Pense comigo e veja se não é assim: a pessoa se converte. Em nossos dias, a pregação fácil que impera nos púlpitos cria um Deus idealizado, digno de ser amado por todos: que te fará prosperar em tudo, que vai curar todas as tuas doenças, que te fará ter uma vida eletrizantemente maravilhosa, que te dará tudo aquilo que você lhe pedir se tiver fé… que Deus extraordinário! A imagem que propagamos do Senhor é um ser disposto a dar, dar, dar, dar, dar, dar, dar e dar, num frenesi abençoador sem limites. Eu olho para um Deus desse, que sacia-me o tempo todo, e a paixão é imediata. Quem não se apaixonaria? Eu decreto que quero de volta o que é meu e me asseguram que ele vai dar. Gente, por onde andava esse Deus que eu ainda não tinha encontrado?! E, se você se mantém na superficialidade do conhecimento sobre ele, é esse Deus mesmo que terá: uma caricatura distante e idealizada do Pai, do Filho e do Espírito Santo. Gente boa, mas irreal.

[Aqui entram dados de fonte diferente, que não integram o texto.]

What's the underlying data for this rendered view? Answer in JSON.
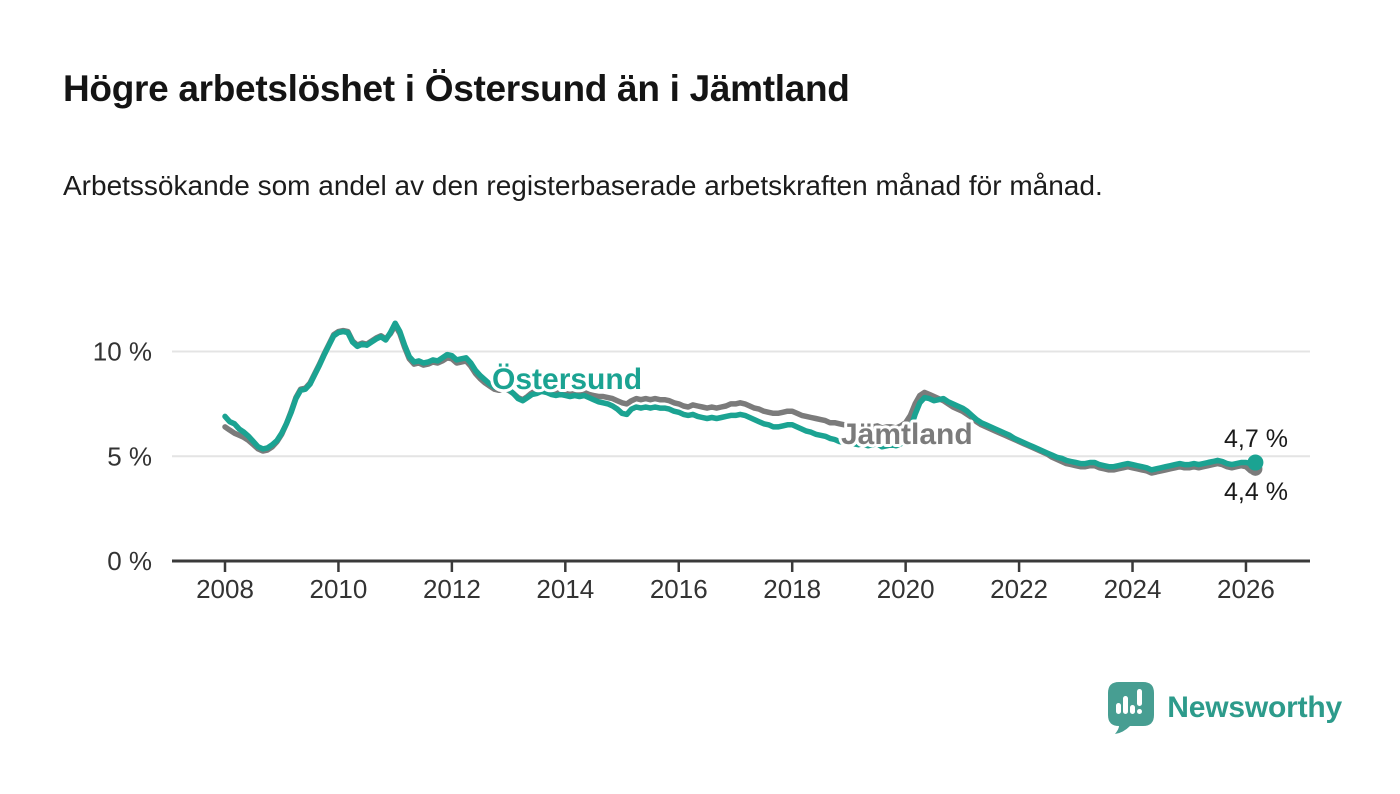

Só que algumas pessoas cometem o pecado imperdoável: decidem se aproximar de Deus e conhecê-lo mais intimamente. Começam então a estudar a Bíblia. Passam a ler bons livros cristãos. Ingressam em grupos de debate bíblicos onde se aprofundam nas questões sobre o Senhor. Matriculam-se em seminários teológicos. Passam a ser discipuladas por cristãos de verdade. E aí, meu irmão, minha irmã, ocorre o choque: descobrem que aquele Deus que, de longe, era tudo o que pediram a Deus, na verdade não é bem do jeito que tinham idealizado.

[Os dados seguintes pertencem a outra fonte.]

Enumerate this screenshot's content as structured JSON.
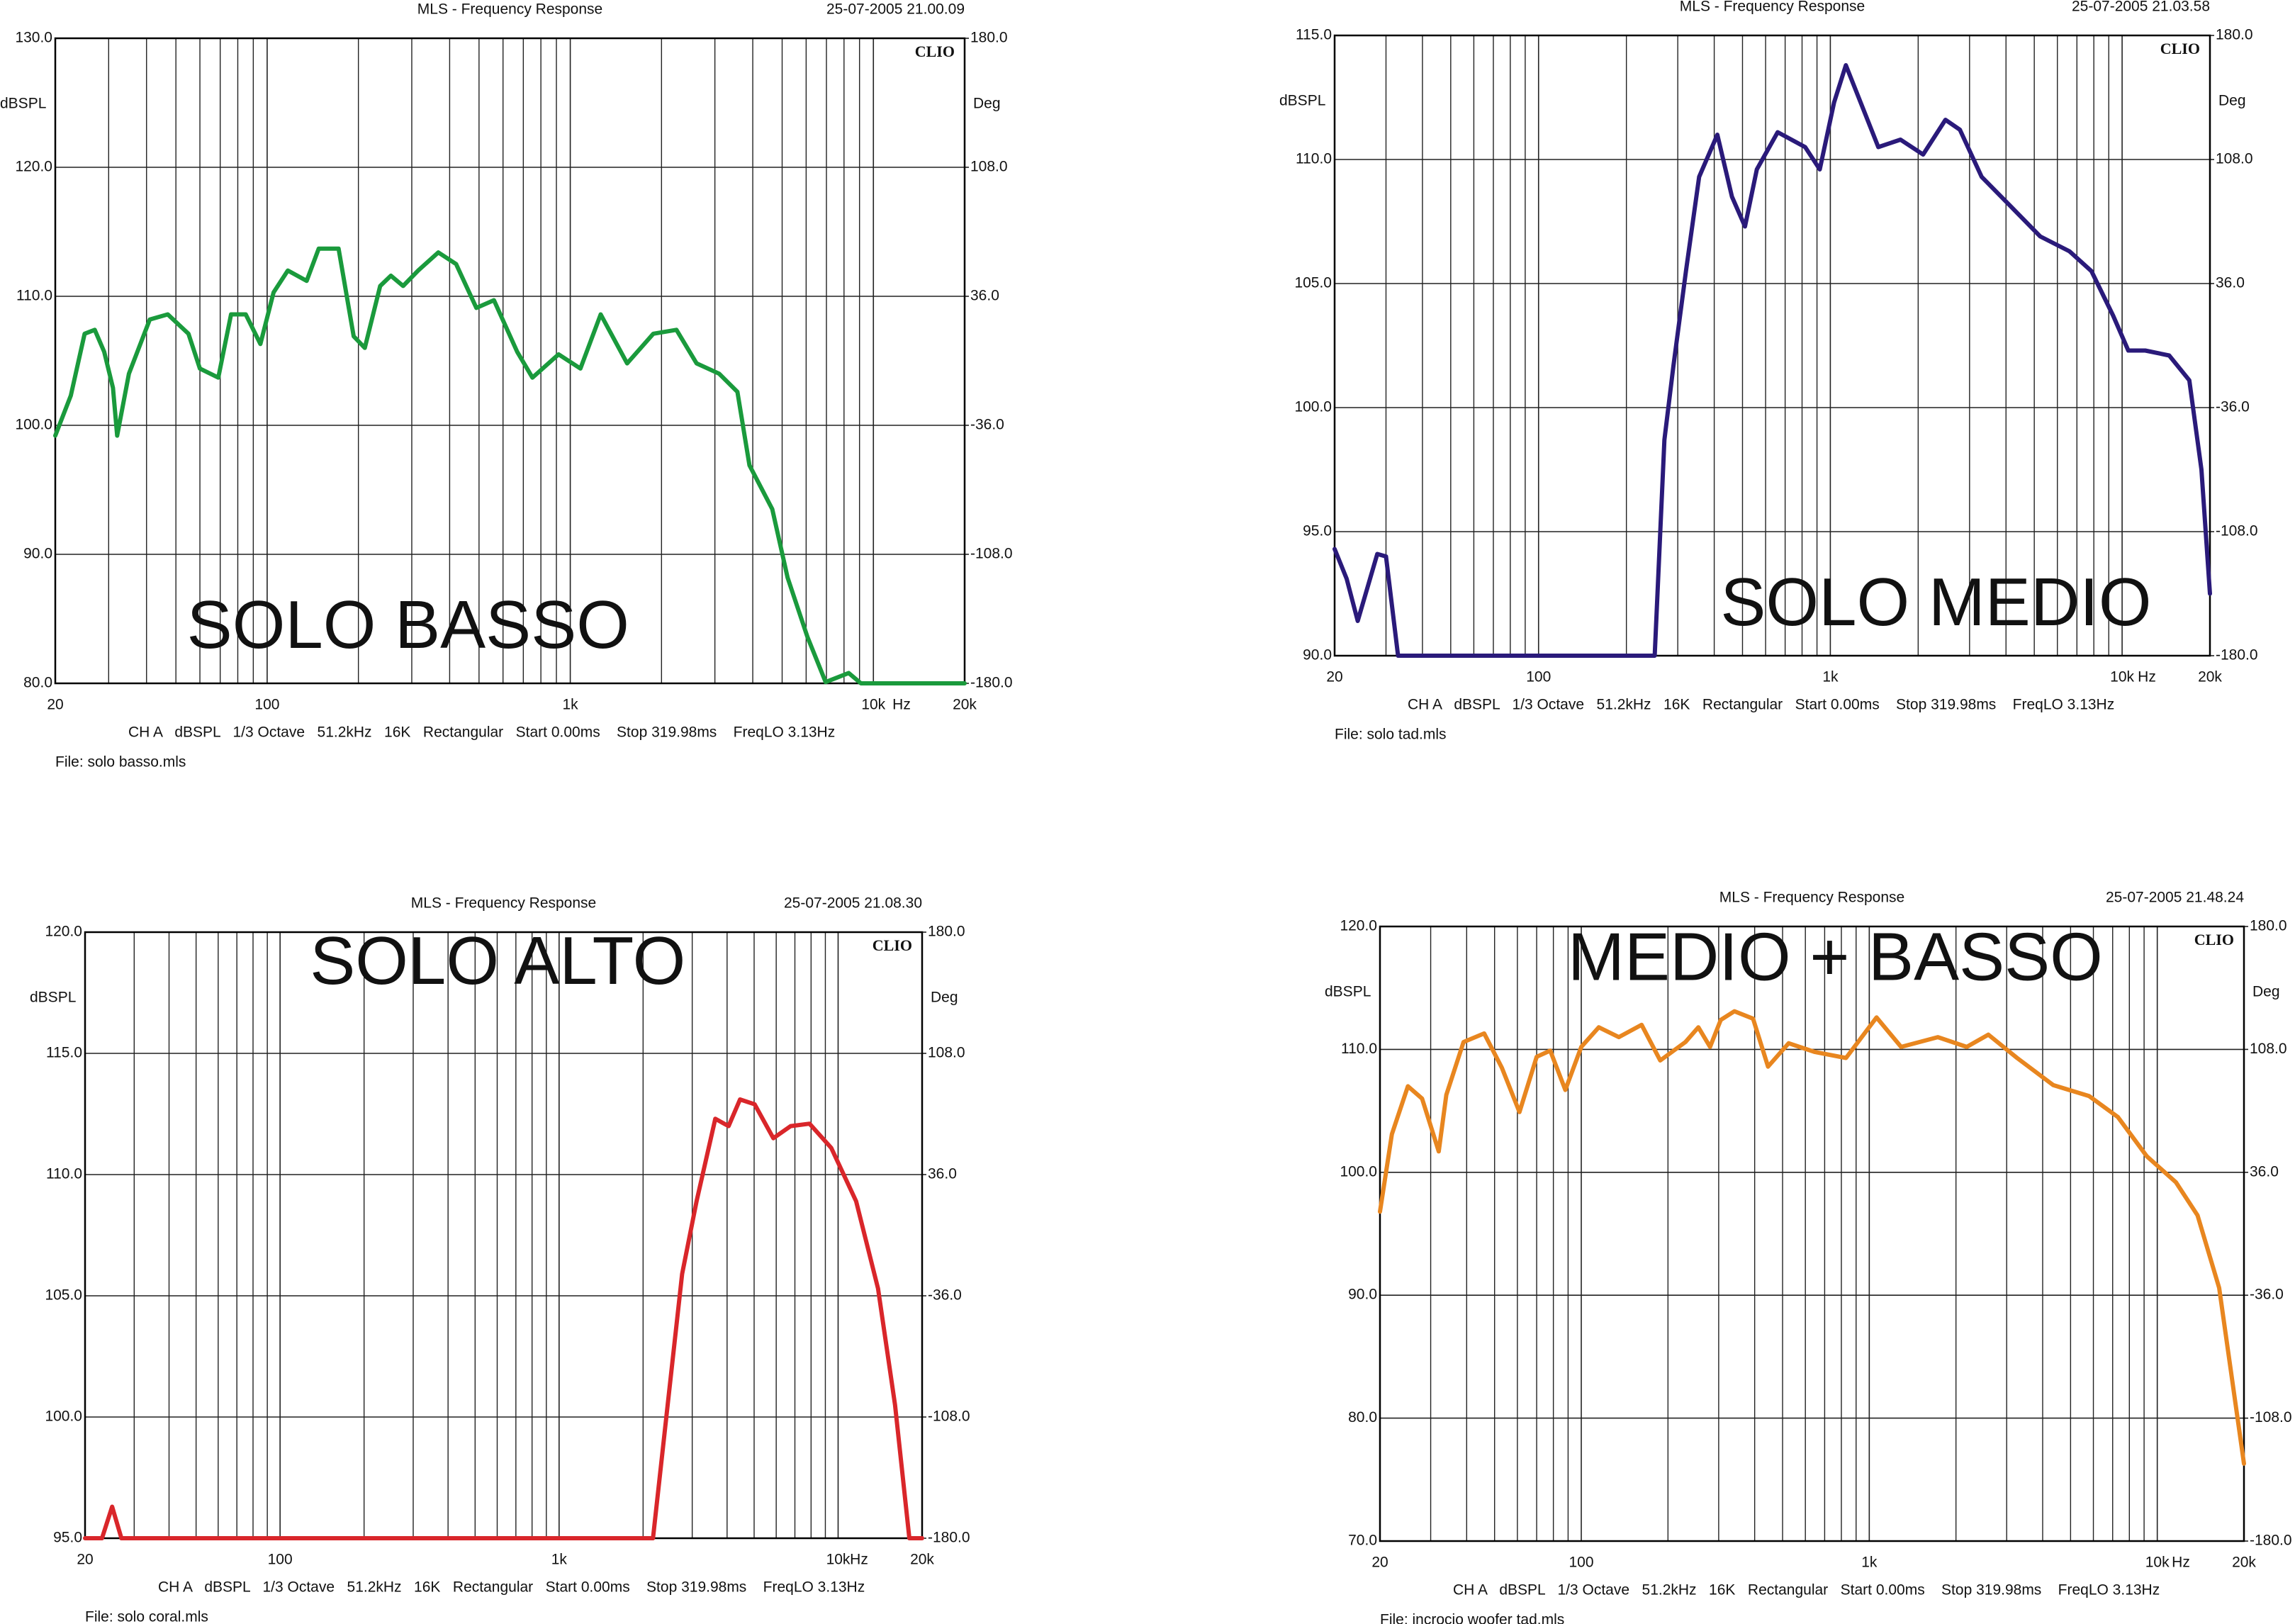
{
  "chart_data": [
    {
      "type": "line",
      "title": "MLS - Frequency Response",
      "timestamp": "25-07-2005 21.00.09",
      "brand": "CLIO",
      "ylabel": "dBSPL",
      "y2label": "Deg",
      "xunit": "Hz",
      "footer": "CH A   dBSPL   1/3 Octave   51.2kHz   16K   Rectangular   Start 0.00ms    Stop 319.98ms    FreqLO 3.13Hz",
      "file": "File: solo basso.mls",
      "annotation": "SOLO BASSO",
      "log_x": true,
      "xlim": [
        20,
        20000
      ],
      "xticks": [
        20,
        100,
        {
          "value": 1000,
          "label": "1k"
        },
        {
          "value": 10000,
          "label": "10k"
        },
        {
          "value": 20000,
          "label": "20k"
        }
      ],
      "xminor": [
        30,
        40,
        50,
        60,
        70,
        80,
        90,
        200,
        300,
        400,
        500,
        600,
        700,
        800,
        900,
        2000,
        3000,
        4000,
        5000,
        6000,
        7000,
        8000,
        9000
      ],
      "ylim": [
        80,
        130
      ],
      "yticks": [
        {
          "value": 80,
          "label": "80.0"
        },
        {
          "value": 90,
          "label": "90.0"
        },
        {
          "value": 100,
          "label": "100.0"
        },
        {
          "value": 110,
          "label": "110.0"
        },
        {
          "value": 120,
          "label": "120.0"
        },
        {
          "value": 130,
          "label": "130.0"
        }
      ],
      "y2lim": [
        -180,
        180
      ],
      "y2ticks": [
        {
          "value": -180,
          "label": "-180.0"
        },
        {
          "value": -108,
          "label": "-108.0"
        },
        {
          "value": -36,
          "label": "-36.0"
        },
        {
          "value": 36,
          "label": "36.0"
        },
        {
          "value": 108,
          "label": "108.0"
        },
        {
          "value": 180,
          "label": "180.0"
        }
      ],
      "x": [
        20,
        22.5,
        25,
        27,
        29,
        31,
        32,
        35,
        41,
        47,
        55,
        60,
        69,
        76,
        85,
        95,
        105,
        117,
        135,
        148,
        172,
        193,
        210,
        236,
        256,
        281,
        315,
        367,
        420,
        490,
        560,
        668,
        750,
        915,
        1080,
        1260,
        1540,
        1880,
        2240,
        2610,
        3100,
        3560,
        3900,
        4640,
        5210,
        6060,
        6960,
        8290,
        9100,
        20000
      ],
      "series": [
        {
          "color": "#1a9a3c",
          "values": [
            99.2,
            102.3,
            107.1,
            107.4,
            105.7,
            102.9,
            99.2,
            104,
            108.2,
            108.6,
            107.1,
            104.4,
            103.7,
            108.6,
            108.6,
            106.3,
            110.3,
            112,
            111.2,
            113.7,
            113.7,
            106.9,
            106,
            110.8,
            111.6,
            110.8,
            112,
            113.4,
            112.5,
            109.1,
            109.7,
            105.7,
            103.7,
            105.5,
            104.4,
            108.6,
            104.8,
            107.1,
            107.4,
            104.8,
            104,
            102.6,
            96.9,
            93.5,
            88.2,
            83.6,
            80.1,
            80.8,
            80,
            80
          ]
        }
      ]
    },
    {
      "type": "line",
      "title": "MLS - Frequency Response",
      "timestamp": "25-07-2005 21.03.58",
      "brand": "CLIO",
      "ylabel": "dBSPL",
      "y2label": "Deg",
      "xunit": "Hz",
      "footer": "CH A   dBSPL   1/3 Octave   51.2kHz   16K   Rectangular   Start 0.00ms    Stop 319.98ms    FreqLO 3.13Hz",
      "file": "File: solo tad.mls",
      "annotation": "SOLO MEDIO",
      "log_x": true,
      "xlim": [
        20,
        20000
      ],
      "xticks": [
        20,
        100,
        {
          "value": 1000,
          "label": "1k"
        },
        {
          "value": 10000,
          "label": "10k"
        },
        {
          "value": 20000,
          "label": "20k"
        }
      ],
      "xminor": [
        30,
        40,
        50,
        60,
        70,
        80,
        90,
        200,
        300,
        400,
        500,
        600,
        700,
        800,
        900,
        2000,
        3000,
        4000,
        5000,
        6000,
        7000,
        8000,
        9000
      ],
      "ylim": [
        90,
        115
      ],
      "yticks": [
        {
          "value": 90,
          "label": "90.0"
        },
        {
          "value": 95,
          "label": "95.0"
        },
        {
          "value": 100,
          "label": "100.0"
        },
        {
          "value": 105,
          "label": "105.0"
        },
        {
          "value": 110,
          "label": "110.0"
        },
        {
          "value": 115,
          "label": "115.0"
        }
      ],
      "y2lim": [
        -180,
        180
      ],
      "y2ticks": [
        {
          "value": -180,
          "label": "-180.0"
        },
        {
          "value": -108,
          "label": "-108.0"
        },
        {
          "value": -36,
          "label": "-36.0"
        },
        {
          "value": 36,
          "label": "36.0"
        },
        {
          "value": 108,
          "label": "108.0"
        },
        {
          "value": 180,
          "label": "180.0"
        }
      ],
      "x": [
        20,
        22,
        24,
        28,
        30,
        33,
        250,
        270,
        290,
        320,
        355,
        410,
        460,
        510,
        560,
        660,
        820,
        920,
        1030,
        1130,
        1300,
        1460,
        1740,
        2080,
        2480,
        2780,
        3300,
        4160,
        5240,
        6600,
        7850,
        9320,
        10500,
        12000,
        14500,
        17000,
        18700,
        20000
      ],
      "series": [
        {
          "color": "#2a1a7a",
          "values": [
            94.3,
            93.1,
            91.4,
            94.1,
            94,
            90,
            90,
            98.7,
            101.7,
            105.5,
            109.3,
            111,
            108.5,
            107.3,
            109.6,
            111.1,
            110.5,
            109.6,
            112.3,
            113.8,
            112,
            110.5,
            110.8,
            110.2,
            111.6,
            111.2,
            109.3,
            108.1,
            106.9,
            106.3,
            105.5,
            103.7,
            102.3,
            102.3,
            102.1,
            101.1,
            97.5,
            92.5
          ]
        }
      ]
    },
    {
      "type": "line",
      "title": "MLS - Frequency Response",
      "timestamp": "25-07-2005 21.08.30",
      "brand": "CLIO",
      "ylabel": "dBSPL",
      "y2label": "Deg",
      "xunit": "Hz",
      "footer": "CH A   dBSPL   1/3 Octave   51.2kHz   16K   Rectangular   Start 0.00ms    Stop 319.98ms    FreqLO 3.13Hz",
      "file": "File: solo coral.mls",
      "annotation": "SOLO ALTO",
      "log_x": true,
      "xlim": [
        20,
        20000
      ],
      "xticks": [
        20,
        100,
        {
          "value": 1000,
          "label": "1k"
        },
        {
          "value": 10000,
          "label": "10k"
        },
        {
          "value": 20000,
          "label": "20k"
        }
      ],
      "xminor": [
        30,
        40,
        50,
        60,
        70,
        80,
        90,
        200,
        300,
        400,
        500,
        600,
        700,
        800,
        900,
        2000,
        3000,
        4000,
        5000,
        6000,
        7000,
        8000,
        9000
      ],
      "ylim": [
        95,
        120
      ],
      "yticks": [
        {
          "value": 95,
          "label": "95.0"
        },
        {
          "value": 100,
          "label": "100.0"
        },
        {
          "value": 105,
          "label": "105.0"
        },
        {
          "value": 110,
          "label": "110.0"
        },
        {
          "value": 115,
          "label": "115.0"
        },
        {
          "value": 120,
          "label": "120.0"
        }
      ],
      "y2lim": [
        -180,
        180
      ],
      "y2ticks": [
        {
          "value": -180,
          "label": "-180.0"
        },
        {
          "value": -108,
          "label": "-108.0"
        },
        {
          "value": -36,
          "label": "-36.0"
        },
        {
          "value": 36,
          "label": "36.0"
        },
        {
          "value": 108,
          "label": "108.0"
        },
        {
          "value": 180,
          "label": "180.0"
        }
      ],
      "x": [
        20,
        23,
        25,
        27,
        2170,
        2450,
        2760,
        3110,
        3630,
        4050,
        4450,
        5020,
        5860,
        6760,
        7900,
        9450,
        11600,
        13900,
        16000,
        18000,
        20000
      ],
      "series": [
        {
          "color": "#d9262a",
          "values": [
            95,
            95,
            96.3,
            95,
            95,
            100.5,
            105.9,
            108.9,
            112.3,
            112,
            113.1,
            112.9,
            111.5,
            112,
            112.1,
            111.1,
            108.9,
            105.3,
            100.5,
            95,
            95
          ]
        }
      ]
    },
    {
      "type": "line",
      "title": "MLS - Frequency Response",
      "timestamp": "25-07-2005 21.48.24",
      "brand": "CLIO",
      "ylabel": "dBSPL",
      "y2label": "Deg",
      "xunit": "Hz",
      "footer": "CH A   dBSPL   1/3 Octave   51.2kHz   16K   Rectangular   Start 0.00ms    Stop 319.98ms    FreqLO 3.13Hz",
      "file": "File: incrocio woofer tad.mls",
      "annotation": "MEDIO + BASSO",
      "log_x": true,
      "xlim": [
        20,
        20000
      ],
      "xticks": [
        20,
        100,
        {
          "value": 1000,
          "label": "1k"
        },
        {
          "value": 10000,
          "label": "10k"
        },
        {
          "value": 20000,
          "label": "20k"
        }
      ],
      "xminor": [
        30,
        40,
        50,
        60,
        70,
        80,
        90,
        200,
        300,
        400,
        500,
        600,
        700,
        800,
        900,
        2000,
        3000,
        4000,
        5000,
        6000,
        7000,
        8000,
        9000
      ],
      "ylim": [
        70,
        120
      ],
      "yticks": [
        {
          "value": 70,
          "label": "70.0"
        },
        {
          "value": 80,
          "label": "80.0"
        },
        {
          "value": 90,
          "label": "90.0"
        },
        {
          "value": 100,
          "label": "100.0"
        },
        {
          "value": 110,
          "label": "110.0"
        },
        {
          "value": 120,
          "label": "120.0"
        }
      ],
      "y2lim": [
        -180,
        180
      ],
      "y2ticks": [
        {
          "value": -180,
          "label": "-180.0"
        },
        {
          "value": -108,
          "label": "-108.0"
        },
        {
          "value": -36,
          "label": "-36.0"
        },
        {
          "value": 36,
          "label": "36.0"
        },
        {
          "value": 108,
          "label": "108.0"
        },
        {
          "value": 180,
          "label": "180.0"
        }
      ],
      "x": [
        20,
        22,
        25,
        28,
        32,
        34,
        39,
        46,
        53,
        61,
        70,
        78,
        88,
        100,
        115,
        135,
        162,
        188,
        230,
        255,
        280,
        305,
        340,
        395,
        445,
        525,
        645,
        830,
        1060,
        1290,
        1730,
        2180,
        2590,
        3260,
        4350,
        5800,
        7300,
        9200,
        11600,
        13800,
        16400,
        20000
      ],
      "series": [
        {
          "color": "#e8861f",
          "values": [
            96.8,
            103.1,
            107,
            106,
            101.7,
            106.3,
            110.6,
            111.3,
            108.5,
            104.9,
            109.4,
            109.9,
            106.7,
            110.2,
            111.8,
            111,
            112,
            109.1,
            110.6,
            111.8,
            110.2,
            112.4,
            113.1,
            112.5,
            108.6,
            110.5,
            109.8,
            109.3,
            112.6,
            110.2,
            111,
            110.2,
            111.2,
            109.3,
            107.1,
            106.2,
            104.5,
            101.3,
            99.2,
            96.5,
            90.6,
            76.3
          ]
        }
      ]
    }
  ]
}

Descobrem que ele é amor e graça, mas que seu juízo é severo. Reparam que muitos e muitos cristãos vão nascer, viver e morrer materialmente pobres. Percebem que, por mais incomensurável que seja a fé delas, se a soberania e a vontade divinas não quiserem lhes dar algo, simplesmente não receberão. Notam que os anos se passarão e, por mais que muitos irmãos ao seu redor tenham muita fé, não serão curados de suas doenças. Se espantam por ver que os sofrimentos vêm muitas e muitas vezes ao longo de sua caminhada com Cristo. Se dão conta de que estão deprimidos, mesmo tendo o Senhor em sua vida. Percebem que Deus diz “não” muitas vezes a nossas vontades. E por aí vai.

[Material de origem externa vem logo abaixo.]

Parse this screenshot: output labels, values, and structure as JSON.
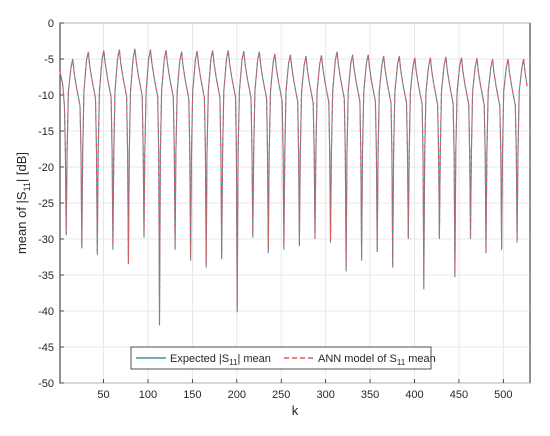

Muitos não suportam a intimidade com Deus. A realidade divina interessa pouco a quem o idealizou como um Deus que não faz outra coisa da vida a não ser abençoar. Não pouca gente se decepciona com a real caminhada com Jesus, que é bem diferente daquele triunfalismo mar de rosas que lhe ensinaram no início da sua vida de fé. E, por isso, acaba se afastando dele. Pois creu num Deus idealizado e, quando se aproximou de fato, notou que não era como a caricatura que pintaram dele. E de fato não é, perseverar na fé exige de nós amar Jesus com todas as coisas nele que não nos agradam (como, por exemplo, abrir mão de nós mesmo, tomar a nossa cruz e, só então, segui-lo).

Não culpo quem se aproximou de mim, descobriu quem eu sou de fato e depois se afastou, sumiu, perdeu o interesse. Seu erro não foi se aproximar, mas acreditar na imagem idealizada e irreal que tiveram no começo – e que está longe de ser quem de fato sou. Se viessem dispostos a amar, encontrem quem encontrarem, não teriam se decepcionado. Do mesmo modo, é uma pena que haja quem se aproxime de Deus crendo que ele é aquele bom velhinho de amor sem justiça, graça sem obras, paz sem renúncia e bem-bom sem sofrimentos. Deus é Deus e felizes os que descobrem quem ele verdadeiramente é desde o início. Que chegam até ele dispostos a amá-lo encontrem quem encontrarem. Pois aí passarão a amar o Jesus de verdade, mesmo que Ele seja diferente do que inicialmente imaginaram.

Apesar de eu ser esse poço de problemas e pecados, ainda assim há quem persista em ser meu amigo ao descobrir o vaso de barro todo rachado que eu sou – vai entender. Esses não estão ganhando muito com isso. Vantagens maiores têm aqueles que, mesmo sabendo que estar com Jesus vai exigir muito de si, ainda assim persistem em se relacionar com ele. E esses estão ganhando tudo com isso: a vida eterna.